LSI charts provide a real-time glimpse of institutional forces driving share prices. These charts create a visible representation of volume's influence on share price change to reveal the underlying supply and demand characteristics of stocks. Investors can directly correlate the movement of share price against institutional activity represented along the LSI line. LSI charts are created by an algorithmic process that analyzes changes in both volume and price to generate the LSI line. Given the rise in activity for Chipotle, it appears that a more favorable institutional environment has returned to the stock.
To be sure, Chipotle continues to face significant headwinds in restoring customer trust and driving traffic back to its stores. Key metrics such as customer frequency and average check size continue to lag in step with the plunge in comp sales since Q4 of 2015. Food costs are also trending at an elevated 34% of total revenue as Chipotle implements food safety measures and wage inflation continues to increase, particularly on the West Coast.
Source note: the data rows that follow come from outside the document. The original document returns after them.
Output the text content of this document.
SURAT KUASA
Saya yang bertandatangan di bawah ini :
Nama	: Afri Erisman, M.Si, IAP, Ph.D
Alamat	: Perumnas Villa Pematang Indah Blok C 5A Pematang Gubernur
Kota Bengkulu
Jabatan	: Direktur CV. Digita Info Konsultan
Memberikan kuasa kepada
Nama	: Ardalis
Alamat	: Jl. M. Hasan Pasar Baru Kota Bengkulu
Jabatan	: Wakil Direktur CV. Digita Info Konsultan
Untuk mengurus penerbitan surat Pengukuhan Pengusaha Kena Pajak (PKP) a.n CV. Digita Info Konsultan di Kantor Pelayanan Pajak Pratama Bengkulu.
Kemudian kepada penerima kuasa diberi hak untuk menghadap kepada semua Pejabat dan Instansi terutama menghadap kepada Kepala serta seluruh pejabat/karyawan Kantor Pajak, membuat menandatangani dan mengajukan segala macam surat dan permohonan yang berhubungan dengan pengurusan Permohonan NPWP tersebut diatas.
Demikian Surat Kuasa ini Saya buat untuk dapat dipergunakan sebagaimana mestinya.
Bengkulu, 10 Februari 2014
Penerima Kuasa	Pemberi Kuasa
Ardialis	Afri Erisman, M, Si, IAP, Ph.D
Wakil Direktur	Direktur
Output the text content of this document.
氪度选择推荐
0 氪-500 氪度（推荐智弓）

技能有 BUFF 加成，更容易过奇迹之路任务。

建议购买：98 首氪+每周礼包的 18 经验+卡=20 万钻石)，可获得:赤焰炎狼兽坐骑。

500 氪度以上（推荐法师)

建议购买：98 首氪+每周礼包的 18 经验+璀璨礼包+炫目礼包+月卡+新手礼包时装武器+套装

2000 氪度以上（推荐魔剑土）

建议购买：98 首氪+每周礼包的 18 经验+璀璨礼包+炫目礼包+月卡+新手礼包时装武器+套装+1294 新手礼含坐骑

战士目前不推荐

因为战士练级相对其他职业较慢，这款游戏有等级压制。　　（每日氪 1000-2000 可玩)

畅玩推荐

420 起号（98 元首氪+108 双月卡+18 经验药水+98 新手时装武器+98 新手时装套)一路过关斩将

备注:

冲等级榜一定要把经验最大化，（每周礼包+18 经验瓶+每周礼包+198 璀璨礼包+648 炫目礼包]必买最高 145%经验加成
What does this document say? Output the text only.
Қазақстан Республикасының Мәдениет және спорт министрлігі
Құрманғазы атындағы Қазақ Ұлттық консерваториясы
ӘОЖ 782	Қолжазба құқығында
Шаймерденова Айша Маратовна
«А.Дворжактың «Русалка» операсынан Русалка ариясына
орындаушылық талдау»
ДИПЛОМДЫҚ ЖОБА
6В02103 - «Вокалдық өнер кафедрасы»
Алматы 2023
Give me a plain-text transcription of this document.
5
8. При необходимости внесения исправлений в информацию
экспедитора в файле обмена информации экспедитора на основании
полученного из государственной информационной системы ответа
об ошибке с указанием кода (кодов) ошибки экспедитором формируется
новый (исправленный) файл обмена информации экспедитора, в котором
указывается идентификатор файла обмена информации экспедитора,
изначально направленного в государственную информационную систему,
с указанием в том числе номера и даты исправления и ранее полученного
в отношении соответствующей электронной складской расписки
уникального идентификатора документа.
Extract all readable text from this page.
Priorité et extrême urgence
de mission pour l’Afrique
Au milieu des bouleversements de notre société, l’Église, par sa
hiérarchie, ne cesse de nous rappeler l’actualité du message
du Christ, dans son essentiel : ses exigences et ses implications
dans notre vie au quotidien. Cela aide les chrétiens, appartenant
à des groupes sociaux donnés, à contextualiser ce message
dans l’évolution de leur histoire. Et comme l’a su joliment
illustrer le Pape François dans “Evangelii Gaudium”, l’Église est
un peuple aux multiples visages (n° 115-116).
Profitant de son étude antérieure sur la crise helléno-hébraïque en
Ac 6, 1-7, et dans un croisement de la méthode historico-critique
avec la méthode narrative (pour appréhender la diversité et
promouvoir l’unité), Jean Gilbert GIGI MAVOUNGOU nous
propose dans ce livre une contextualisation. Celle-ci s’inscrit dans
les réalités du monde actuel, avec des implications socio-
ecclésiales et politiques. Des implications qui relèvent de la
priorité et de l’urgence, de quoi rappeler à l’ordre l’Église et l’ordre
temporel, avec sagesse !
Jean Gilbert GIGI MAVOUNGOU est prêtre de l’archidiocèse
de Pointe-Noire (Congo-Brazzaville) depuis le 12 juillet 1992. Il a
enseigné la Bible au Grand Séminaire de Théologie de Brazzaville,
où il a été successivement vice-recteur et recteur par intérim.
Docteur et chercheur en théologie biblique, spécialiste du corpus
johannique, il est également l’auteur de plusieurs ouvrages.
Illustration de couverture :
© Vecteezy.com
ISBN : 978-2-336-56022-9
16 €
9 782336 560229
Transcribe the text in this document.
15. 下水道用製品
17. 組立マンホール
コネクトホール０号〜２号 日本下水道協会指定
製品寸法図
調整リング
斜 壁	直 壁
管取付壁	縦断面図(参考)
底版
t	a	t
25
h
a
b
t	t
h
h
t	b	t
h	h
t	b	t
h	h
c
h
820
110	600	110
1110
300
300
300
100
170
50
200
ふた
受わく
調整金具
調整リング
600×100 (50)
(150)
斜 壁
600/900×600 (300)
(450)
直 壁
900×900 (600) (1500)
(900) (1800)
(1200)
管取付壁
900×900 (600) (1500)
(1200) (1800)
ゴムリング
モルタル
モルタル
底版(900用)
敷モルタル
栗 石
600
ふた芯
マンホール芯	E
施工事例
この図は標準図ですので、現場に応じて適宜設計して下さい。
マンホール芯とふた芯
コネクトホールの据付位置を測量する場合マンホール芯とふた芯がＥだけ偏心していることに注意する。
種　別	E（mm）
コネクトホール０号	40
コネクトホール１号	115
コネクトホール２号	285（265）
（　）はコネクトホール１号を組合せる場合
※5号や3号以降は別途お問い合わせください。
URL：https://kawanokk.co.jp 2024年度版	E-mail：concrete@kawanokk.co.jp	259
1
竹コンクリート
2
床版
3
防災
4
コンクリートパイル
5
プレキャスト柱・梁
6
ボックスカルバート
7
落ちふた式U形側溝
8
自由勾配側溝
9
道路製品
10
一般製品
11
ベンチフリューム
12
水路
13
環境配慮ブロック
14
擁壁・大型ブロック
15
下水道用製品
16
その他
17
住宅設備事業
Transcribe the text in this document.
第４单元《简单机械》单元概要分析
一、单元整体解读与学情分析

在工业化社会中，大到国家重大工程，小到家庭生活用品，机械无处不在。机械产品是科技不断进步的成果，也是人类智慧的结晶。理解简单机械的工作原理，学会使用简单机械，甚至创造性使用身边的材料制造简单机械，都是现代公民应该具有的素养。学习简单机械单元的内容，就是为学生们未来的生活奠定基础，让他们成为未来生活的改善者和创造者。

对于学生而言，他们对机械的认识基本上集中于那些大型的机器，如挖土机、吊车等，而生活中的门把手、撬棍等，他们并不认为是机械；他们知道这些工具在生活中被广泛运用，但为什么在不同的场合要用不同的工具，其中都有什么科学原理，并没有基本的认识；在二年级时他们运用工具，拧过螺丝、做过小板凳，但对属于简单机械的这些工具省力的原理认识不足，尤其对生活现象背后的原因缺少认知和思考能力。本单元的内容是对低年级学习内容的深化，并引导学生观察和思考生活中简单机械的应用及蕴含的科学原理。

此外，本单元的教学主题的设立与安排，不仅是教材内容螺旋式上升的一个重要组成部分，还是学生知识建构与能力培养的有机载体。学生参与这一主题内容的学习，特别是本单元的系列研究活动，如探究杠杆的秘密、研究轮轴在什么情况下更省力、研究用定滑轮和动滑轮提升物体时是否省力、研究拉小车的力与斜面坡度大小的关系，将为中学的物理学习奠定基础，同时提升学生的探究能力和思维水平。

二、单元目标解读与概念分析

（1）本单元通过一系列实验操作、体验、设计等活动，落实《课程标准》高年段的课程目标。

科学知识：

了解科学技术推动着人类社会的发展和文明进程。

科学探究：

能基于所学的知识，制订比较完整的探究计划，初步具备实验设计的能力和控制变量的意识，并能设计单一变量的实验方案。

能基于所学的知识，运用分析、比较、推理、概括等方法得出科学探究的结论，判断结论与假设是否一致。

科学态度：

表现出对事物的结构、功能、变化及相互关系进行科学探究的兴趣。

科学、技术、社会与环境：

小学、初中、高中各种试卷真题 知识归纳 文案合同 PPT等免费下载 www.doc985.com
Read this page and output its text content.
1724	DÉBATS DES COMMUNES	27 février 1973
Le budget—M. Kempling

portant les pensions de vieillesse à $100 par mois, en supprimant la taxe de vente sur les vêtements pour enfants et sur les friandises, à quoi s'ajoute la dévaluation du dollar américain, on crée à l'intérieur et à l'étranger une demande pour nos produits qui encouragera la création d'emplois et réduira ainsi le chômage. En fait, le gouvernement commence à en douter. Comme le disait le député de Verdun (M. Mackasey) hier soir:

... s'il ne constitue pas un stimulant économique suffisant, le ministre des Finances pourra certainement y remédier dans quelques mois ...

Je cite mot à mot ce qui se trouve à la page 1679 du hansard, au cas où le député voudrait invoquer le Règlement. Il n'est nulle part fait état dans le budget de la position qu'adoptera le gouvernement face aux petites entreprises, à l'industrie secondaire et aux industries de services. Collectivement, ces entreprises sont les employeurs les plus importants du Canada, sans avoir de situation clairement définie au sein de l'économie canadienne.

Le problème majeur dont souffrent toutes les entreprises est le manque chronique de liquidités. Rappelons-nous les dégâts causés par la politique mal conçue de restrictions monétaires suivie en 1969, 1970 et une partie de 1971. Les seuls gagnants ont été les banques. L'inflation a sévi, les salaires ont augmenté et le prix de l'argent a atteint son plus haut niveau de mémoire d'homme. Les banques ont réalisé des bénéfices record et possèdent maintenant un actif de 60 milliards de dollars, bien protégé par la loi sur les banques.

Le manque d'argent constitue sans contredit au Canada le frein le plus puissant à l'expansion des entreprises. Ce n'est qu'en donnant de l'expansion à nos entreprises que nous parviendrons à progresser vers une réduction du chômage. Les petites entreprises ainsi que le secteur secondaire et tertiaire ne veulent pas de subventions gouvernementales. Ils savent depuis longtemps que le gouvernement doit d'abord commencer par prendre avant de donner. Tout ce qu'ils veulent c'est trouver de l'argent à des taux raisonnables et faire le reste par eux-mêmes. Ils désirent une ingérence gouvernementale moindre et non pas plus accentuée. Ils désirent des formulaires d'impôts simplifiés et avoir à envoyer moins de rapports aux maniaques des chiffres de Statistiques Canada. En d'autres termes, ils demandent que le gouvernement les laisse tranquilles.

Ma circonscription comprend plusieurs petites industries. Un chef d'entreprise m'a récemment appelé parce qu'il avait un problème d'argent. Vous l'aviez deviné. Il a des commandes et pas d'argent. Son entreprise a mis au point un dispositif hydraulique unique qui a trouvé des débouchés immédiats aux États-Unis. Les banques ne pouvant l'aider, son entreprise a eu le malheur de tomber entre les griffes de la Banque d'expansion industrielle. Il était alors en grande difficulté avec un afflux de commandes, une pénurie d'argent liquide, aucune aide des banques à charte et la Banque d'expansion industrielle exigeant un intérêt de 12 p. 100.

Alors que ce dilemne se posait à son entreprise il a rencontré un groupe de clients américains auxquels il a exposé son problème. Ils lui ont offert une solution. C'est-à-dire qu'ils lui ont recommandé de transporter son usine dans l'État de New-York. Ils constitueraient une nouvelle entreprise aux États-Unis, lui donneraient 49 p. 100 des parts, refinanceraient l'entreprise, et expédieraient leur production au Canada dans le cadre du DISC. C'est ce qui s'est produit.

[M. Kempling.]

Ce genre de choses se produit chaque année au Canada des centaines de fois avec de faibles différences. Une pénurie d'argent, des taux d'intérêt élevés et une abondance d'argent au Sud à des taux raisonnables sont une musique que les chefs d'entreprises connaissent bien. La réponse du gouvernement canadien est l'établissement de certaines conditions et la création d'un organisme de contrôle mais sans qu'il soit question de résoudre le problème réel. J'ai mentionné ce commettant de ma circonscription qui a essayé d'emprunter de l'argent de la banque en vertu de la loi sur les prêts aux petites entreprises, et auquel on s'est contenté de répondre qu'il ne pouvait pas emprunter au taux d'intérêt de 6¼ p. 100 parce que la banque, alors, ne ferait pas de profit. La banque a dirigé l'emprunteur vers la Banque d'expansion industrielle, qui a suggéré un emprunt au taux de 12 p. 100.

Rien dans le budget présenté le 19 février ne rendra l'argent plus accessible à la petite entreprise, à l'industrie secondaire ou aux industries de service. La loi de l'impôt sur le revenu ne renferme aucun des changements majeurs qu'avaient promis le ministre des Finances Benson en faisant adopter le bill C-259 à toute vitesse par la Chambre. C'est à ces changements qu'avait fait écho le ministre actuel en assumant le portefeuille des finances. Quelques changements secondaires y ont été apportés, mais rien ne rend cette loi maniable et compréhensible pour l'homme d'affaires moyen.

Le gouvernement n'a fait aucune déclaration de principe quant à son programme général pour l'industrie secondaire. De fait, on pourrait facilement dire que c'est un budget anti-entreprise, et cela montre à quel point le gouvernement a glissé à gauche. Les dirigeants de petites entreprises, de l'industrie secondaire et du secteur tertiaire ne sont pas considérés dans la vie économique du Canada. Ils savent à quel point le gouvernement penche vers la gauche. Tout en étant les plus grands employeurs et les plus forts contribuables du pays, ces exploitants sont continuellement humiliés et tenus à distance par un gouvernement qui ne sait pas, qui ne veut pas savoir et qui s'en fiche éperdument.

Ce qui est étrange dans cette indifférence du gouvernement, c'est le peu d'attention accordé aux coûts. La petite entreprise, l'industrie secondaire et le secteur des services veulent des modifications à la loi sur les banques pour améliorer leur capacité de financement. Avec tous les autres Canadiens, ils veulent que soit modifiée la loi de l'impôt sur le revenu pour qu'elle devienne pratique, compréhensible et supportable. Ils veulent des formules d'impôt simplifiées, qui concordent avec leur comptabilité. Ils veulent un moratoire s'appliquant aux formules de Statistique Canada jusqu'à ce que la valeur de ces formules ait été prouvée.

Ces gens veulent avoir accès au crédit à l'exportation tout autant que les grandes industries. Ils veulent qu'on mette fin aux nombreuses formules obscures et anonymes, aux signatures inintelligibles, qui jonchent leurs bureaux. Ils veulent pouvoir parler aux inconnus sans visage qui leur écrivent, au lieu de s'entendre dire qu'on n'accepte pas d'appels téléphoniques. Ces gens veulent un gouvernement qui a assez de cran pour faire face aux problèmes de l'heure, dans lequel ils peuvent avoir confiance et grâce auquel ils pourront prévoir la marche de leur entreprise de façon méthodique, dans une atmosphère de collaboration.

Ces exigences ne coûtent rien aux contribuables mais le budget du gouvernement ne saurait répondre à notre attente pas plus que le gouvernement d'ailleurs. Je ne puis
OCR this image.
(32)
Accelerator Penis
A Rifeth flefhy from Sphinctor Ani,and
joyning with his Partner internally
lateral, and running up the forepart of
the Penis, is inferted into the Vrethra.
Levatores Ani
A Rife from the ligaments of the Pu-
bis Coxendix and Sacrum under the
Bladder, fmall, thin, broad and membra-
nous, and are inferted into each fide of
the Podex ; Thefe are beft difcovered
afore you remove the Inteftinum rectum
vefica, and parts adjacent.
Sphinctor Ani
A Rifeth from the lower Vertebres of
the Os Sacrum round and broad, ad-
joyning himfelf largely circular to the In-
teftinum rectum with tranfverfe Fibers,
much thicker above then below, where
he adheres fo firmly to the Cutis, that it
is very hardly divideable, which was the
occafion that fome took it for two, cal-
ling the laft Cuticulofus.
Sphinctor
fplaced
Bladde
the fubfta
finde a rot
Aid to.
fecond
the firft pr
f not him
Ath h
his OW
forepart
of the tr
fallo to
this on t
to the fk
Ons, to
Third quarter 2016 results to be released on October 25 will come against a tough comparable from last year coupled with elevated marketing spend, which includes its Chiptopia customer incentive initiative, in an attempt to win back customers.
More positively, however, we are seeing continuing improvement in customer traffic trends in Q3 versus Q2 from our channel checks. Based on our calls, the improvement appeared most prominently at store locations in the Northeast and Midwest. Customer traffic gains were largely incentive driven, implying that the stickiness of higher customer traffic could be a challenge. While average check size continues to lag, increased traffic should translate into higher store revenue, strengthening the probability of Q3 comp declines coming in under 20%. Chipotle will also begin facing easier, post E. coli, comps starting in the fourth quarter. The company's easiest comp will come with results in April as first quarter 2017 earnings come against comp sales that included a 36% swoon in January 2016 alone.
The institutional chart of Chipotle indicates the likelihood now of a more favorable environment for investors over the coming quarters. The shift in line trajectory to positive in July reveals the return of institutional buyers and provides the most compelling evidence to-date of investor support for the stock near the $400 level. This institutional buying appears to be based on improving fundamentals as our checks would indicate and that the worst is likely over for Chipotle.
Disclosure: I/we have no positions in any stocks mentioned, and no plans to initiate any positions within the next 72 hours.